Richard has a big heart but is a bit of a pushover and is totally out of his element while scurrying after Door, who feels obliged to protect him, through the cavernous kingdom of the Underside, a realm that exists beneath London. Together they meet a plethora of odd characters- the beautiful and icy Hunter, the smooth-talking Marquis de Carabas, and the predatory but lovely ‘Velvets,’ to name a few. On the run, from sinister antagonists. Richard must find his inner strength if he is to survive.
This is my first book by Neil Gaiman (shame!) and I found it to be a quite captivating work. With a mind-blowing fantasy world full of shady characters and a pair of uproariously weird villains such as Mr. Vandemar and Mr. Croup, how can a novel fail to be supremely entertaining? I liked Richard as a protagonist, but I often found him to be a bit of a burden to the group, such as when he blindly allows himself to be bested by a seductive female creature and falls to pieces when his fear of heights is tested.
“Neverwhere” is witty and fun and has a weird and wonderful mythology behind it. I found the writing to sometimes be alternately repetitive and vague (so that I had trouble picturing the characters and situations) and the author tended to use extremely strange similes that didn’t really work in the context. The last chapter went on too long as well, compared to the fast paced majority of the book.
Apparently the television series “Neverwhere” (1996) came first- Neil Gaiman wrote the book in order to add the extra substance that couldn’t be featured in the series. I’m torn about watching the series- on one hand it’s tempting to see the origins of the book, on the other hand I have read it was an extremely cheap (and some say badly-acted) production, and part of me wants to imagine the story rather than see it played out on screen.

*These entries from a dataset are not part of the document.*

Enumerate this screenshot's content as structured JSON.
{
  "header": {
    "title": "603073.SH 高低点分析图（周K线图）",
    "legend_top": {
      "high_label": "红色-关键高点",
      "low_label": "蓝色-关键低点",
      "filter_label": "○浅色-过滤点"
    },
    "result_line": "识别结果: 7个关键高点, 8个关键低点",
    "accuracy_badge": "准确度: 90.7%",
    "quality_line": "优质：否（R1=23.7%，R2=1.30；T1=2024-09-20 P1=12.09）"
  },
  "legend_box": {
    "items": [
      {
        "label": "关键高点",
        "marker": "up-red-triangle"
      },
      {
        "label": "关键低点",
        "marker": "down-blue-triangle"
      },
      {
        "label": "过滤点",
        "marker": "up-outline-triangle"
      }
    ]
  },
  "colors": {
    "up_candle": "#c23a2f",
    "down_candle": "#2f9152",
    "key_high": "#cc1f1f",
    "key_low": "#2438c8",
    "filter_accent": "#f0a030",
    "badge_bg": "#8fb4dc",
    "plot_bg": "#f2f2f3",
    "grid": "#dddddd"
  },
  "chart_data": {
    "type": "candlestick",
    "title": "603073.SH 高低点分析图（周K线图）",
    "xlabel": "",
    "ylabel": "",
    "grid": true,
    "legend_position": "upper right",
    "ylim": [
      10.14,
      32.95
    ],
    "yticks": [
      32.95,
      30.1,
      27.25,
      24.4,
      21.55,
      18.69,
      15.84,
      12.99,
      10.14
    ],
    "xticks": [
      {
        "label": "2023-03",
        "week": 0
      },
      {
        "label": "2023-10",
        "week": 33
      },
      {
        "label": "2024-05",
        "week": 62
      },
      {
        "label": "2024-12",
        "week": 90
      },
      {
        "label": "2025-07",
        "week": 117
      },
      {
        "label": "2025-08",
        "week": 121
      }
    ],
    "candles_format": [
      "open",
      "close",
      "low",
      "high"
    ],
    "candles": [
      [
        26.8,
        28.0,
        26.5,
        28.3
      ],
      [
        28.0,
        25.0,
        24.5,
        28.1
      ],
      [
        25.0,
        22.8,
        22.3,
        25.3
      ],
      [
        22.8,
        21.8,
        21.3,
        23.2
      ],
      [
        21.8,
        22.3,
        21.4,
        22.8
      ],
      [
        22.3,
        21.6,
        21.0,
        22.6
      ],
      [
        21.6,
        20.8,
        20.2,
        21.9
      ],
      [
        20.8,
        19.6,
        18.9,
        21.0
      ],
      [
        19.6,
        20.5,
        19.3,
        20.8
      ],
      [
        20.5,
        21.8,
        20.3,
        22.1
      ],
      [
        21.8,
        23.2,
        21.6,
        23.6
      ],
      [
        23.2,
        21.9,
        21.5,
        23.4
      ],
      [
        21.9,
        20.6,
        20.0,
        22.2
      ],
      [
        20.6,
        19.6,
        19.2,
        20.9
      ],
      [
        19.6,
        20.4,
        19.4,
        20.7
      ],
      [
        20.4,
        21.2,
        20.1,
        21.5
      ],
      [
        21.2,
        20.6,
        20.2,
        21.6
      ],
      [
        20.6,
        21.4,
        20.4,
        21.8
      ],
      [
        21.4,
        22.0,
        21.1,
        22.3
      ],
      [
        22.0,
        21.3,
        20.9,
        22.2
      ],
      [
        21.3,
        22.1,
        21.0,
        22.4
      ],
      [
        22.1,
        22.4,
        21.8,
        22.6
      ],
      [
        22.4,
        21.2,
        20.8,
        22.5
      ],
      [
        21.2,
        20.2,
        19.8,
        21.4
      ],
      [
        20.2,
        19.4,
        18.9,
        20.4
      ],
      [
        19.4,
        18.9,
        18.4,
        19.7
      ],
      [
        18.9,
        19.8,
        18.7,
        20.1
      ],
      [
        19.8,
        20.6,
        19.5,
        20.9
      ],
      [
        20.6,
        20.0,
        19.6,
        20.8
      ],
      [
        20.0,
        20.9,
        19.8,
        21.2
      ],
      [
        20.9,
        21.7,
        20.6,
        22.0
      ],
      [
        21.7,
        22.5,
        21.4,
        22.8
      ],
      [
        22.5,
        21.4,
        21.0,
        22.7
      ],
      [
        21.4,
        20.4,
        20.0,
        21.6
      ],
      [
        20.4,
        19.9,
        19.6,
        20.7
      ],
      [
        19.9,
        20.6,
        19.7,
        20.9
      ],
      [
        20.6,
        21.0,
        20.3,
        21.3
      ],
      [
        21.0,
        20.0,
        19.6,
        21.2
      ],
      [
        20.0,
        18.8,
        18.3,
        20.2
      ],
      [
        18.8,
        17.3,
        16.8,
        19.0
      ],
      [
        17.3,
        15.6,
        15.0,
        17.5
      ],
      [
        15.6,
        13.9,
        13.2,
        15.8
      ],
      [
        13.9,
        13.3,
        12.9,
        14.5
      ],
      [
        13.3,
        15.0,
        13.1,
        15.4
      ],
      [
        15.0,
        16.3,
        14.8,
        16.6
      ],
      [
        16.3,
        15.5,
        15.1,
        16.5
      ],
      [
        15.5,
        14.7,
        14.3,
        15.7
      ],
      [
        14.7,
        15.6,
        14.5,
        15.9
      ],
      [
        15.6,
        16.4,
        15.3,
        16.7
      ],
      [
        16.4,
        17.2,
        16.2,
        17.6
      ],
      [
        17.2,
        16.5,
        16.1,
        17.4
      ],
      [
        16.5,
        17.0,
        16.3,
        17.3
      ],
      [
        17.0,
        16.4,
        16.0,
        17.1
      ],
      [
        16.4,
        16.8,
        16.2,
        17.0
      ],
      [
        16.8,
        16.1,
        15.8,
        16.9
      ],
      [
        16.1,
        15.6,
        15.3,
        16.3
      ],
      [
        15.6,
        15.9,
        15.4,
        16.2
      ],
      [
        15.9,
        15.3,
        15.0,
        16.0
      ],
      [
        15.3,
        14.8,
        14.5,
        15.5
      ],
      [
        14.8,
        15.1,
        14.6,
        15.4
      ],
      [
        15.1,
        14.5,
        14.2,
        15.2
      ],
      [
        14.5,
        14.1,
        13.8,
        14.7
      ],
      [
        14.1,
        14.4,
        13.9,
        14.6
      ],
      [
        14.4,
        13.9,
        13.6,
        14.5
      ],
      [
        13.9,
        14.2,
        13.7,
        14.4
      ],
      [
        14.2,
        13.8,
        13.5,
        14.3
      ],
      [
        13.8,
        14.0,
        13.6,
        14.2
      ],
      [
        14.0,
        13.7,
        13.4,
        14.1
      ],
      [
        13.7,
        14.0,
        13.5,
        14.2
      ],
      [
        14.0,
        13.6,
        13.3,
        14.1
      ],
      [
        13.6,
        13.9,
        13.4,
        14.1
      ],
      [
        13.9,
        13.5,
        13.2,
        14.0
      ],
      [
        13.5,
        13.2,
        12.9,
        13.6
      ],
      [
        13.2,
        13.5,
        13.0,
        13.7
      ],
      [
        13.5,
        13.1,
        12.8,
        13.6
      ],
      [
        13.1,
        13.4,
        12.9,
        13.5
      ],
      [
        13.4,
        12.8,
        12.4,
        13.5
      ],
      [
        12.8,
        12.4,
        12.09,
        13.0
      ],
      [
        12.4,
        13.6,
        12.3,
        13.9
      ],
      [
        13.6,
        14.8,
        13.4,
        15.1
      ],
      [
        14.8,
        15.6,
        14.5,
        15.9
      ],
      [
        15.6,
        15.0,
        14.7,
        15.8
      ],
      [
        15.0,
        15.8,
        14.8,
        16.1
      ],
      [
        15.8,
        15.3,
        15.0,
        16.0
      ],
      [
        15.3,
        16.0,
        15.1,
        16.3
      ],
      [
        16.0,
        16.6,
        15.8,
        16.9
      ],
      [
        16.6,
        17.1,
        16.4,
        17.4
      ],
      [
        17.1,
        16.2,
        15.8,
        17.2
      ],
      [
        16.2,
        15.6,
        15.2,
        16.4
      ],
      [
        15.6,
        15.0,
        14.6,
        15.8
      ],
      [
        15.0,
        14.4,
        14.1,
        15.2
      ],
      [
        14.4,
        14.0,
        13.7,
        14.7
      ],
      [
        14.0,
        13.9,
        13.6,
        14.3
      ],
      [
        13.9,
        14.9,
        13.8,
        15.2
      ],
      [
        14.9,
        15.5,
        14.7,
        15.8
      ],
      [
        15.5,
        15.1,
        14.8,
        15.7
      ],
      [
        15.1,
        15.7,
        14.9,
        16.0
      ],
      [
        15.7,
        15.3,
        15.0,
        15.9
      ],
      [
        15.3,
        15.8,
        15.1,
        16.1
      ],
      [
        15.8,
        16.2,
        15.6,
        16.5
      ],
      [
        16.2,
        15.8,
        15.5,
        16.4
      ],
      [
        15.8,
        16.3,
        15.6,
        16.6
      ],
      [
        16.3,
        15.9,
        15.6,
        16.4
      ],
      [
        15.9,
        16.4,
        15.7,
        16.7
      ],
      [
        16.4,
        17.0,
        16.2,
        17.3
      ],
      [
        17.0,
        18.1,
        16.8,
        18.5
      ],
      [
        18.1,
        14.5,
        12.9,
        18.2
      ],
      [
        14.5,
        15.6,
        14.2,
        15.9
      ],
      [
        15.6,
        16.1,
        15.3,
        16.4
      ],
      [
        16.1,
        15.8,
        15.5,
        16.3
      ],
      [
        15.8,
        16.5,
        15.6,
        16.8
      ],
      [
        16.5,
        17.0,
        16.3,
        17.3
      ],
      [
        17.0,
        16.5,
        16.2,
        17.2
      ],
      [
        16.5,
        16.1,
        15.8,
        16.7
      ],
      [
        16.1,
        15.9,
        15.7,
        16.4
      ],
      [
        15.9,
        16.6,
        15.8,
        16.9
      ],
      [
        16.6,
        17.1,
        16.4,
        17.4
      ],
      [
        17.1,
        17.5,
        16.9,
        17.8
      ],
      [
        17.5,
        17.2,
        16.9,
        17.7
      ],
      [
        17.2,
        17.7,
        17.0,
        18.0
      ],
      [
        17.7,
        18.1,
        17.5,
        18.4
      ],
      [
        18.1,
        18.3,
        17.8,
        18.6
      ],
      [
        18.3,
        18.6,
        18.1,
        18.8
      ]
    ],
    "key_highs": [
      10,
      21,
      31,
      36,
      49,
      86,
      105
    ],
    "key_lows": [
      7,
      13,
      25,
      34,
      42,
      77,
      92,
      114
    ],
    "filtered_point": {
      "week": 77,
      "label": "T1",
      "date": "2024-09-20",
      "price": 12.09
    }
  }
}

I love how ambiguous and odd the beings who inhabit the Underside are- if they agree to help Richard and his friends it will be entirely for their own reasons, not out of loyalty or nobility or any moral-based traits. With the odd exception, the creatures of London below are not really good, nor very bad for that matter. The just are. They want to be left alone, and they’ll provide help when it’s in their best interest. But do the people of London above, our world, really support Richard and his moral center either?
When you look at mankind’s reaction to discord (Richard’s fickle girlfriend, Jessica, futilely tries to coerce him to leave the bloodied Door in the middle of the sidewalk to get to an important dinner,) the unwashed underground wackos don’t seem so otherworldly after all. “Neverwhere” might in part be a commentary on London’s less privileged classes, but it doesn’t feel like a lecture. It’s unabashedly imaginative, vibrantly alive, and just as wildly original as a modern fantasy novel should be.